This concrete and steel structure, called fire resistive when first built at the turn of the century, is supposed to confine a fire by its construction. This type of construction in which the building elements listed in IBC Table 601 are of non-combustible materials, such as concrete and steel. The roof is also of non-combustible material, such as concrete or steel.
This type of building has steel or concrete walls, floors, and structural framework similar to type I construction; however, the roof covering material is combustible. The roof covering of a type II building can be a layer of asphalt waterproofing, with a combustible felt paper covering. Another layer of asphalt may be mopped over the felt paper.
This type of constructed building is also called a brick-and-joist structure by some. It has masonry-bearing walls but the floors, structural framework, and roof are made of wood or other combustible material; for example, a concrete-block building with wood roof and floor trusses. Fire-retardant-treated wood framing complying with IBC Sec. 2303.2 shall be permitted within exterior wall assemblies of a two-hour rating or less.
These buildings have masonry walls like type III buildings but the interior wood consists of heavy timber.
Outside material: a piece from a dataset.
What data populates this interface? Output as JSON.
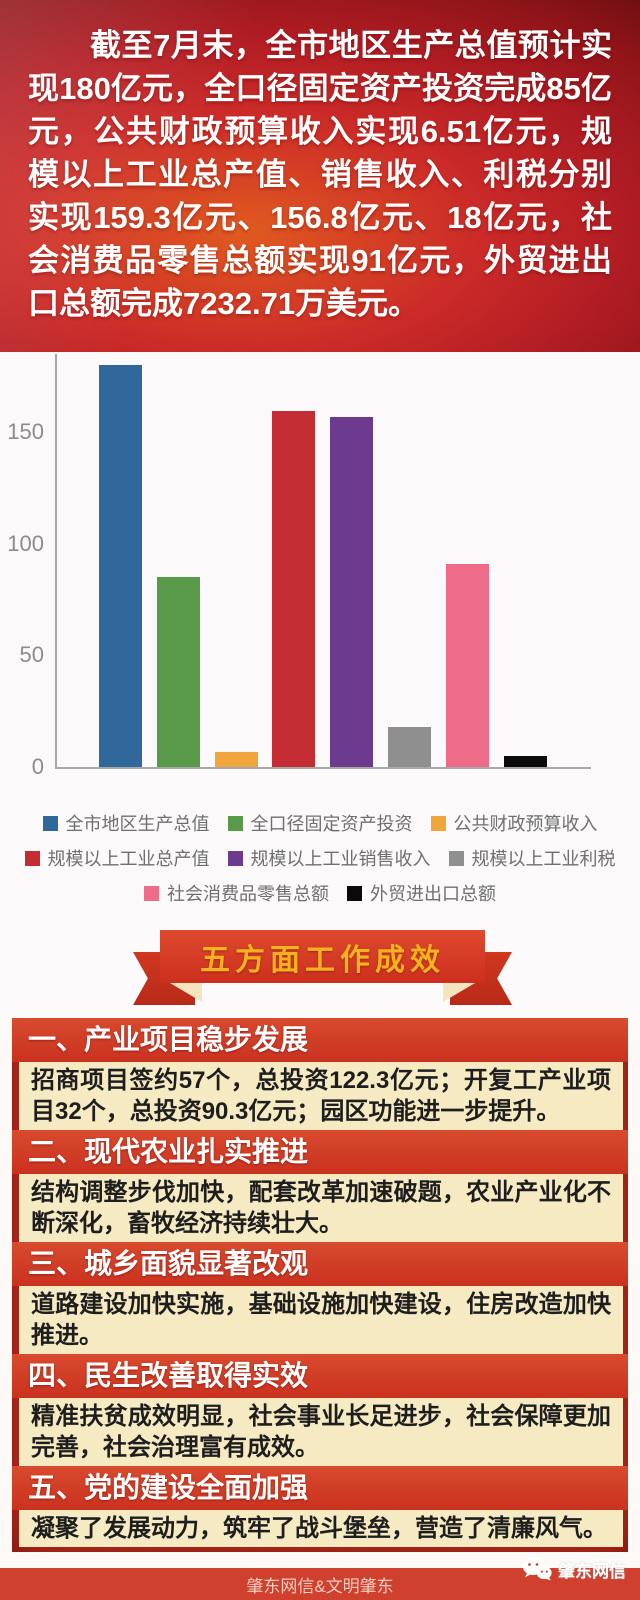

In a heavy-timber building, a wood column cannot be less than 8″ thick in any dimension and a wood girder cannot be less than 6″ thick. The floor and roof are plank board. One difference between a heavy timber type IV building and type III construction is that a heavy-timber type IV building does not have plaster walls and ceilings covering the interior wood framework. The details of type IV construction shall comply with the provisions of 602.4.1 through 602.4.7. Fire-retardant-treated wood framing complying with IBC Section 2303.2 shall be permitted within exterior wall assemblies with a two-hour rating or less.
Wood-frame construction is the most combustible of the five building types. The interior framing and exterior walls may be wood. A wood-frame building is the only one of the five types of construction that has combustible exterior walls. This is the typical single-family home construction method. These buildings are built with 2 x 4 or 2 x 6 studs and load-bearing walls, wood floor trusses, or wood floor joist and wood roof framing.